To this effect, his camera does the lion’s share of the work. Most notable is the visual depth of the film. And I mean that literally; his is a film all about “depth”, insofar as the physical depth of the characters’ movement toward and away from the frame defines the storytelling. Characters move around the frame like inspired chaos, position-ally reflecting their states of being. This is done to greatest effect in the famous scene where the children are separated from their mother, where frames capture the relationship between Tamaki’s pained face, her children growing steadily less present, and the wide gulf of beach and water now separating them. The scene is ravaging, revealing physical distance that defines a crucial change of narrative frame as the film shifts from mother to children. In the same scene, we also see Mizoguchi’s perfect restraint when it comes to moving and not moving his camera, choosing to follow his characters with the camera as they run away – but he always follows at a different speed from the character’s movement, usually slower, giving the sensation of chasing after them as they still heartbreakingly manage to slip away.
Elsewhere, his painterly composition is in effect for every frame. In the aforementioned scene, the boat carrying away the children is surrounded by water of an eternally flat grey that bleeds into the sky to create a smoky, pointedly flat image of perpetual emptiness – as though a monotone greyness is taking them over and beckoning them away, sucking all complexity and emotion from their lives and rendering them no longer living flesh-and-blood human beings but mere figures in a painting. Later, in cinema’s most enigmatic suicide scene, Mizoguchi has a character walk into the water to their end. But, befitting the film’s stately tone, he captures it not with raw detail but at a distance. He gives us a sense of the character in relation to the lake itself as it swallows them. He does not move into the scene, but rests. He does not cut for maximum impact, but lingers. He establishes it not as reality but a very intentional “image”, reflecting how little we can truly know about the characters and how their lives and the camera which depicts them must innately encourage distance. He frames off the scene, as he does the film, as a haunting dream set aside for eternity – not a gripping, forceful film that demands to be seen, but one which holds back and encourages dissonance, something which leaves us not with sentimental care but the candid, clinical fact of human decay. If we want drama, he doesn’t give it to us. And for this reason, his distance, the thing which would lessen the impact, makes the film that much more disconcerting and destructive.

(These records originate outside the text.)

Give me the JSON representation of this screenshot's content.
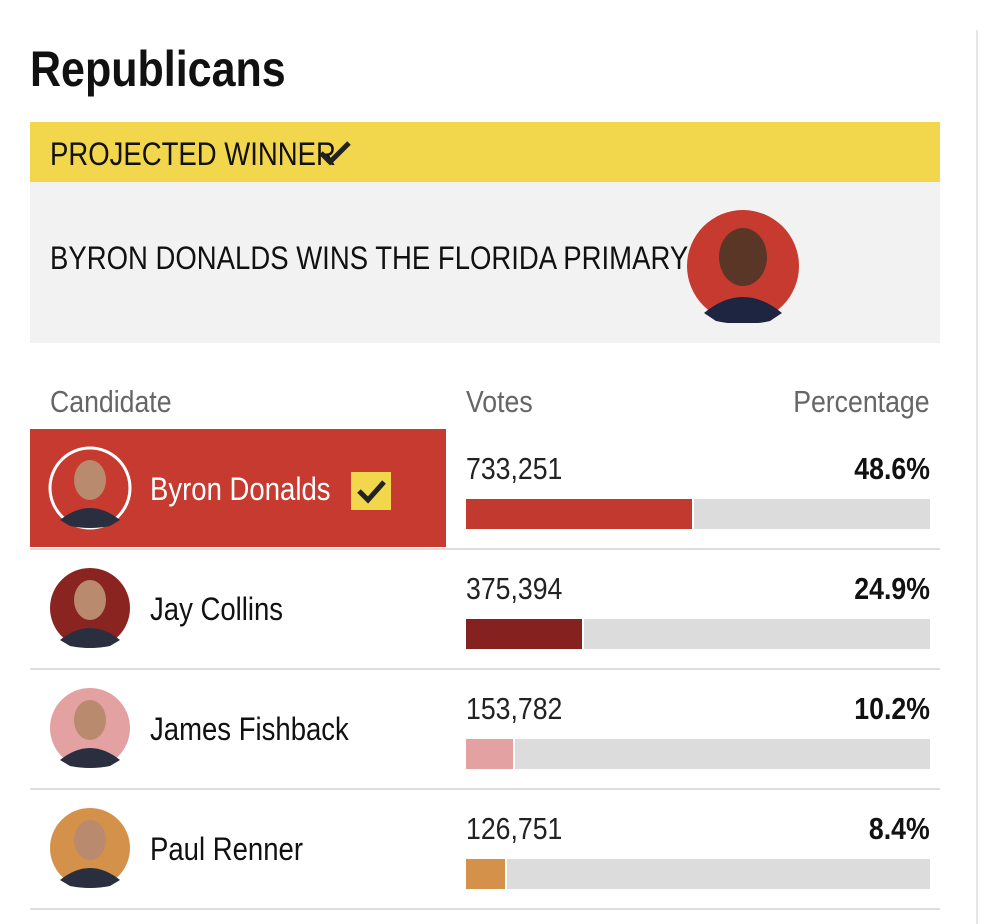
{
  "header": {
    "title": "Republicans"
  },
  "banner": {
    "label": "PROJECTED WINNER",
    "headline": "BYRON DONALDS WINS THE FLORIDA PRIMARY"
  },
  "table": {
    "columns": [
      "Candidate",
      "Votes",
      "Percentage"
    ],
    "rows": [
      {
        "name": "Byron Donalds",
        "votes": "733,251",
        "percentage": {
          "value": 48.6,
          "label": "48.6%"
        },
        "color": "#c1392f",
        "photo_bg": "#c63a30",
        "winner": true
      },
      {
        "name": "Jay Collins",
        "votes": "375,394",
        "percentage": {
          "value": 24.9,
          "label": "24.9%"
        },
        "color": "#85211f",
        "photo_bg": "#8a2420",
        "winner": false
      },
      {
        "name": "James Fishback",
        "votes": "153,782",
        "percentage": {
          "value": 10.2,
          "label": "10.2%"
        },
        "color": "#e3a1a1",
        "photo_bg": "#e3a1a1",
        "winner": false
      },
      {
        "name": "Paul Renner",
        "votes": "126,751",
        "percentage": {
          "value": 8.4,
          "label": "8.4%"
        },
        "color": "#d4914a",
        "photo_bg": "#d4914a",
        "winner": false
      }
    ]
  }
}
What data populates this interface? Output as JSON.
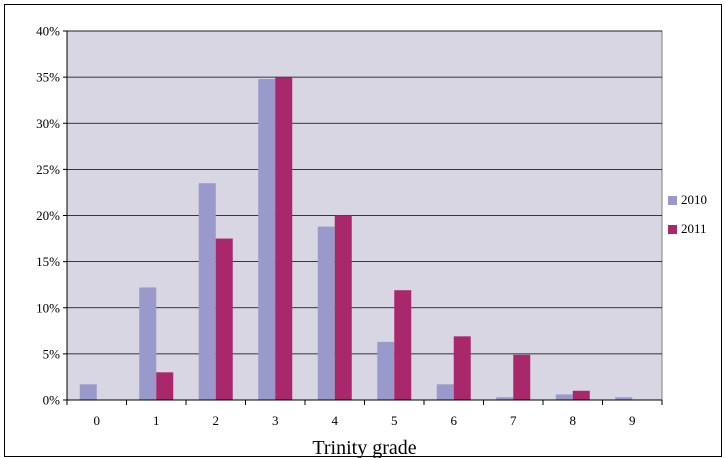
{
  "chart_data": {
    "type": "bar",
    "title": "",
    "xlabel": "Trinity grade",
    "ylabel": "",
    "categories": [
      "0",
      "1",
      "2",
      "3",
      "4",
      "5",
      "6",
      "7",
      "8",
      "9"
    ],
    "series": [
      {
        "name": "2010",
        "color": "#9999cc",
        "values": [
          1.7,
          12.2,
          23.5,
          34.8,
          18.8,
          6.3,
          1.7,
          0.3,
          0.6,
          0.3
        ]
      },
      {
        "name": "2011",
        "color": "#a8286b",
        "values": [
          0,
          3.0,
          17.5,
          35.0,
          20.0,
          11.9,
          6.9,
          4.9,
          1.0,
          0
        ]
      }
    ],
    "ylim": [
      0,
      40
    ],
    "yticks": [
      "0%",
      "5%",
      "10%",
      "15%",
      "20%",
      "25%",
      "30%",
      "35%",
      "40%"
    ],
    "ytick_values": [
      0,
      5,
      10,
      15,
      20,
      25,
      30,
      35,
      40
    ],
    "grid": true,
    "plot_background": "#d9d6e3",
    "legend_position": "right"
  }
}
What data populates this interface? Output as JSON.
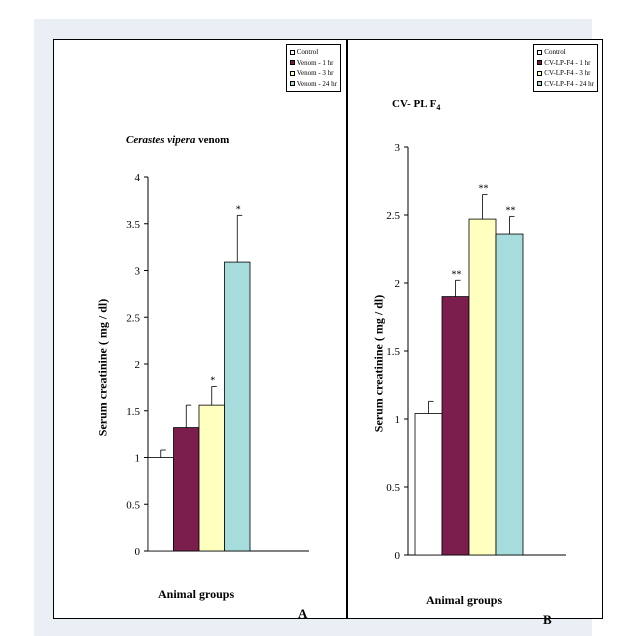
{
  "chart_data": [
    {
      "type": "bar",
      "panel": "A",
      "title_italic": "Cerastes vipera",
      "title_rest": " venom",
      "xlabel": "Animal groups",
      "ylabel": "Serum creatinine ( mg / dl)",
      "ylim": [
        0,
        4
      ],
      "yticks": [
        "0",
        "0.5",
        "1",
        "1.5",
        "2",
        "2.5",
        "3",
        "3.5",
        "4"
      ],
      "categories": [
        "Control",
        "Venom - 1 hr",
        "Venom - 3 hr",
        "Venom - 24 hr"
      ],
      "values": [
        1.0,
        1.32,
        1.56,
        3.09
      ],
      "errors": [
        0.08,
        0.24,
        0.2,
        0.5
      ],
      "significance": [
        "",
        "",
        "*",
        "*"
      ],
      "colors": [
        "#ffffff",
        "#7b1e4e",
        "#ffffc0",
        "#a6dcdc"
      ],
      "legend_placement": "top-right",
      "grid": false
    },
    {
      "type": "bar",
      "panel": "B",
      "title_main": "CV- PL F",
      "title_sub": "4",
      "xlabel": "Animal groups",
      "ylabel": "Serum creatinine ( mg / dl)",
      "ylim": [
        0,
        3
      ],
      "yticks": [
        "0",
        "0.5",
        "1",
        "1.5",
        "2",
        "2.5",
        "3"
      ],
      "categories": [
        "Control",
        "CV-LP-F4 - 1 hr",
        "CV-LP-F4 - 3 hr",
        "CV-LP-F4 - 24 hr"
      ],
      "values": [
        1.04,
        1.9,
        2.47,
        2.36
      ],
      "errors": [
        0.09,
        0.12,
        0.18,
        0.13
      ],
      "significance": [
        "",
        "**",
        "**",
        "**"
      ],
      "colors": [
        "#ffffff",
        "#7b1e4e",
        "#ffffc0",
        "#a6dcdc"
      ],
      "legend_placement": "top-right",
      "grid": false
    }
  ]
}
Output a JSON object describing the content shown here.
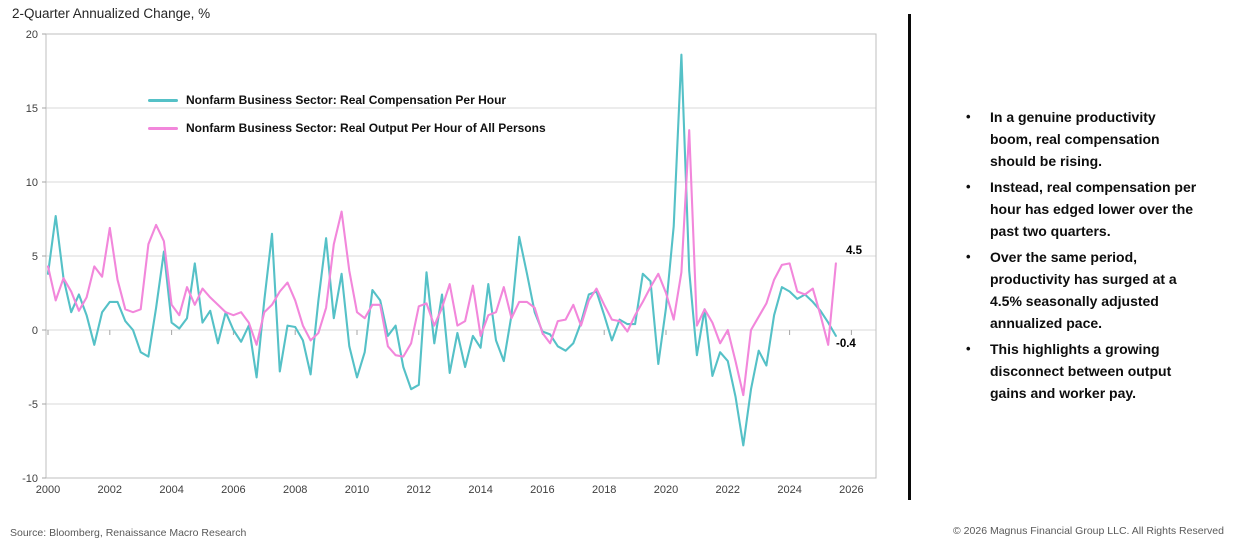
{
  "page": {
    "source": "Source: Bloomberg, Renaissance Macro Research",
    "copyright": "© 2026 Magnus Financial Group LLC. All Rights Reserved"
  },
  "bullets": [
    "In a genuine productivity boom, real compensation should be rising.",
    "Instead, real compensation per hour has edged lower over the past two quarters.",
    "Over the same period, productivity has surged at a 4.5% seasonally adjusted annualized pace.",
    "This highlights a growing disconnect between output gains and worker pay."
  ],
  "chart_data": {
    "type": "line",
    "title": "2-Quarter Annualized Change, %",
    "xlabel": "",
    "ylabel": "",
    "xlim": [
      2000,
      2026.8
    ],
    "ylim": [
      -10,
      20
    ],
    "yticks": [
      20,
      15,
      10,
      5,
      0,
      -5,
      -10
    ],
    "xticks": [
      2000,
      2002,
      2004,
      2006,
      2008,
      2010,
      2012,
      2014,
      2016,
      2018,
      2020,
      2022,
      2024,
      2026
    ],
    "grid": true,
    "legend_position": "top-left-inside",
    "x": [
      2000,
      2000.25,
      2000.5,
      2000.75,
      2001,
      2001.25,
      2001.5,
      2001.75,
      2002,
      2002.25,
      2002.5,
      2002.75,
      2003,
      2003.25,
      2003.5,
      2003.75,
      2004,
      2004.25,
      2004.5,
      2004.75,
      2005,
      2005.25,
      2005.5,
      2005.75,
      2006,
      2006.25,
      2006.5,
      2006.75,
      2007,
      2007.25,
      2007.5,
      2007.75,
      2008,
      2008.25,
      2008.5,
      2008.75,
      2009,
      2009.25,
      2009.5,
      2009.75,
      2010,
      2010.25,
      2010.5,
      2010.75,
      2011,
      2011.25,
      2011.5,
      2011.75,
      2012,
      2012.25,
      2012.5,
      2012.75,
      2013,
      2013.25,
      2013.5,
      2013.75,
      2014,
      2014.25,
      2014.5,
      2014.75,
      2015,
      2015.25,
      2015.5,
      2015.75,
      2016,
      2016.25,
      2016.5,
      2016.75,
      2017,
      2017.25,
      2017.5,
      2017.75,
      2018,
      2018.25,
      2018.5,
      2018.75,
      2019,
      2019.25,
      2019.5,
      2019.75,
      2020,
      2020.25,
      2020.5,
      2020.75,
      2021,
      2021.25,
      2021.5,
      2021.75,
      2022,
      2022.25,
      2022.5,
      2022.75,
      2023,
      2023.25,
      2023.5,
      2023.75,
      2024,
      2024.25,
      2024.5,
      2024.75,
      2025,
      2025.25,
      2025.5
    ],
    "series": [
      {
        "name": "Nonfarm Business Sector: Real Compensation Per Hour",
        "color": "#55C1C7",
        "last_value_label": "-0.4",
        "values": [
          3.8,
          7.7,
          3.5,
          1.2,
          2.4,
          1.0,
          -1.0,
          1.2,
          1.9,
          1.9,
          0.6,
          0.0,
          -1.5,
          -1.8,
          1.5,
          5.3,
          0.5,
          0.1,
          0.8,
          4.5,
          0.5,
          1.3,
          -0.9,
          1.2,
          0.0,
          -0.8,
          0.3,
          -3.2,
          2.0,
          6.5,
          -2.8,
          0.3,
          0.2,
          -0.7,
          -3.0,
          2.0,
          6.2,
          0.8,
          3.8,
          -1.1,
          -3.2,
          -1.5,
          2.7,
          2.0,
          -0.4,
          0.3,
          -2.5,
          -4.0,
          -3.7,
          3.9,
          -0.9,
          2.4,
          -2.9,
          -0.2,
          -2.5,
          -0.4,
          -1.2,
          3.1,
          -0.7,
          -2.1,
          1.0,
          6.3,
          3.8,
          1.2,
          -0.1,
          -0.3,
          -1.1,
          -1.4,
          -0.9,
          0.5,
          2.4,
          2.6,
          1.0,
          -0.7,
          0.7,
          0.4,
          0.4,
          3.8,
          3.3,
          -2.3,
          1.5,
          7.0,
          18.6,
          4.0,
          -1.7,
          1.4,
          -3.1,
          -1.5,
          -2.1,
          -4.5,
          -7.8,
          -4.0,
          -1.4,
          -2.4,
          1.0,
          2.9,
          2.6,
          2.1,
          2.4,
          1.9,
          1.3,
          0.5,
          -0.4
        ]
      },
      {
        "name": "Nonfarm Business Sector: Real Output Per Hour of All Persons",
        "color": "#F287DB",
        "last_value_label": "4.5",
        "values": [
          4.3,
          2.0,
          3.5,
          2.6,
          1.3,
          2.2,
          4.3,
          3.6,
          6.9,
          3.4,
          1.4,
          1.2,
          1.4,
          5.8,
          7.1,
          6.0,
          1.7,
          1.0,
          2.9,
          1.7,
          2.8,
          2.2,
          1.7,
          1.2,
          1.0,
          1.2,
          0.5,
          -1.0,
          1.2,
          1.7,
          2.6,
          3.2,
          2.0,
          0.3,
          -0.7,
          -0.2,
          1.5,
          5.8,
          8.0,
          4.0,
          1.2,
          0.8,
          1.7,
          1.7,
          -1.1,
          -1.7,
          -1.8,
          -0.9,
          1.6,
          1.8,
          0.3,
          1.5,
          3.1,
          0.3,
          0.6,
          3.0,
          -0.4,
          1.0,
          1.2,
          2.9,
          0.8,
          1.9,
          1.9,
          1.5,
          -0.2,
          -0.9,
          0.6,
          0.7,
          1.7,
          0.3,
          2.0,
          2.8,
          1.7,
          0.7,
          0.6,
          -0.1,
          1.0,
          1.9,
          2.9,
          3.8,
          2.5,
          0.7,
          3.9,
          13.5,
          0.3,
          1.4,
          0.5,
          -0.9,
          0.0,
          -2.1,
          -4.4,
          0.0,
          0.9,
          1.8,
          3.4,
          4.4,
          4.5,
          2.6,
          2.4,
          2.8,
          1.0,
          -1.0,
          4.5
        ]
      }
    ],
    "end_labels": [
      {
        "series": "Nonfarm Business Sector: Real Output Per Hour of All Persons",
        "text": "4.5"
      },
      {
        "series": "Nonfarm Business Sector: Real Compensation Per Hour",
        "text": "-0.4"
      }
    ]
  }
}
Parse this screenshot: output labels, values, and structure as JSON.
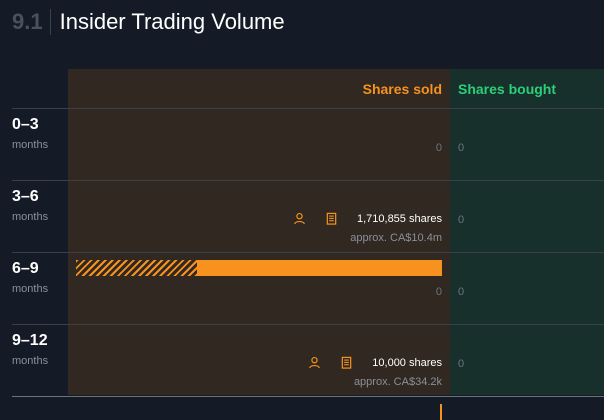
{
  "header": {
    "section_number": "9.1",
    "title": "Insider Trading Volume"
  },
  "columns": {
    "sold": "Shares sold",
    "bought": "Shares bought"
  },
  "colors": {
    "sold": "#f7921e",
    "bought": "#2ccf77",
    "sold_bg": "#302821",
    "bought_bg": "#17302c"
  },
  "chart_data": {
    "type": "bar",
    "title": "Insider Trading Volume",
    "categories": [
      "0–3 months",
      "3–6 months",
      "6–9 months",
      "9–12 months"
    ],
    "series": [
      {
        "name": "Shares sold",
        "values": [
          0,
          1710855,
          0,
          10000
        ]
      },
      {
        "name": "Shares bought",
        "values": [
          0,
          0,
          0,
          0
        ]
      }
    ],
    "sold_striped_fraction": [
      0,
      0.33,
      0,
      0
    ],
    "rows": [
      {
        "range": "0–3",
        "unit": "months",
        "sold": 0,
        "bought": 0,
        "sold_zero": "0",
        "bought_zero": "0"
      },
      {
        "range": "3–6",
        "unit": "months",
        "sold": 1710855,
        "bought": 0,
        "shares_text": "1,710,855 shares",
        "approx_text": "approx. CA$10.4m",
        "bought_zero": "0"
      },
      {
        "range": "6–9",
        "unit": "months",
        "sold": 0,
        "bought": 0,
        "sold_zero": "0",
        "bought_zero": "0"
      },
      {
        "range": "9–12",
        "unit": "months",
        "sold": 10000,
        "bought": 0,
        "shares_text": "10,000 shares",
        "approx_text": "approx. CA$34.2k",
        "bought_zero": "0"
      }
    ],
    "icons": [
      "person-icon",
      "building-icon"
    ]
  }
}
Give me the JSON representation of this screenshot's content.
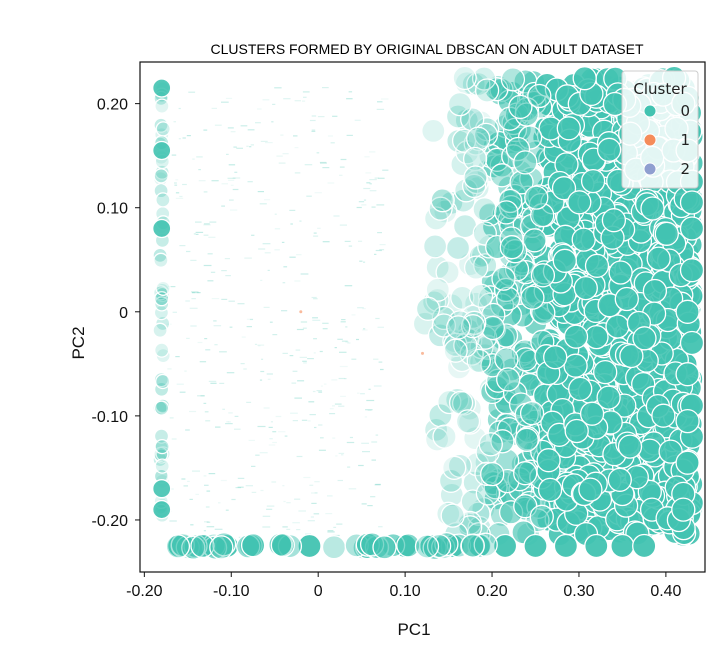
{
  "chart_data": {
    "type": "scatter",
    "title": "CLUSTERS FORMED BY ORIGINAL DBSCAN ON ADULT DATASET",
    "xlabel": "PC1",
    "ylabel": "PC2",
    "xlim": [
      -0.205,
      0.445
    ],
    "ylim": [
      -0.25,
      0.24
    ],
    "x_ticks": [
      {
        "value": -0.2,
        "label": "-0.20"
      },
      {
        "value": -0.1,
        "label": "-0.10"
      },
      {
        "value": 0,
        "label": "0"
      },
      {
        "value": 0.1,
        "label": "0.10"
      },
      {
        "value": 0.2,
        "label": "0.20"
      },
      {
        "value": 0.3,
        "label": "0.30"
      },
      {
        "value": 0.4,
        "label": "0.40"
      }
    ],
    "y_ticks": [
      {
        "value": 0.2,
        "label": "0.20"
      },
      {
        "value": 0.1,
        "label": "0.10"
      },
      {
        "value": 0,
        "label": "0"
      },
      {
        "value": -0.1,
        "label": "-0.10"
      },
      {
        "value": -0.2,
        "label": "-0.20"
      }
    ],
    "grid": false,
    "legend": {
      "title": "Cluster",
      "placement": "top-right",
      "entries": [
        {
          "label": "0",
          "color": "#42c3b1"
        },
        {
          "label": "1",
          "color": "#f58c5a"
        },
        {
          "label": "2",
          "color": "#8f9fd0"
        }
      ]
    },
    "series": [
      {
        "name": "0",
        "color": "#42c3b1",
        "description_points": {
          "bottom_row_y": -0.225,
          "bottom_row_x": [
            -0.16,
            -0.13,
            -0.105,
            -0.075,
            -0.04,
            -0.01,
            0.06,
            0.1,
            0.13,
            0.155,
            0.185,
            0.215,
            0.25,
            0.285,
            0.32,
            0.35,
            0.375
          ],
          "left_edge_x": -0.18,
          "left_edge_y": [
            0.215,
            0.155,
            0.08,
            -0.17,
            -0.19
          ],
          "right_edge_x": [
            0.42,
            0.425,
            0.43,
            0.43,
            0.43,
            0.425,
            0.43,
            0.425,
            0.43,
            0.43,
            0.425,
            0.42,
            0.415,
            0.43,
            0.425,
            0.42
          ],
          "right_edge_y": [
            0.2,
            0.155,
            0.125,
            0.08,
            0.04,
            0.0,
            -0.03,
            -0.06,
            -0.09,
            -0.12,
            -0.145,
            -0.175,
            -0.2,
            0.105,
            -0.105,
            -0.19
          ]
        }
      },
      {
        "name": "1",
        "color": "#f58c5a",
        "points": [
          [
            -0.02,
            0.0
          ],
          [
            0.12,
            -0.04
          ]
        ]
      },
      {
        "name": "2",
        "color": "#8f9fd0",
        "points": []
      }
    ]
  }
}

Mizoguchi’s crowning achievement, however, is his ending. Words cannot express its transcendent power. It is rivaled only by the ending of Charlie Chaplin’s City Lights, but while that film’s ending is purely optimistic (indeed, perhaps the most heart-warming moment in any film ever made), Sansho the Bailiff’s ending is just about the most conflicted ever filmed. Like some peculiar humanist concoction of pure dread and unspeakable humanity, it is as mythically pinpoint and affecting as anything ever captured on celluloid, grand in scale yet intimate in detail and scope. The film, like this scene, invokes the existential pandemonium of human distance, acknowledging what of people cannot be regained or truly “known” to others. And, in the final moment, the camera lingering on a flickering, reflective lake – mimicking a warped mirror or a film screen – the film closes not with an ultimate, conclusive statement but an open pause, a reminder of the ability of cinema to consider the world only insofar as we use cinema to reflect on ourselves.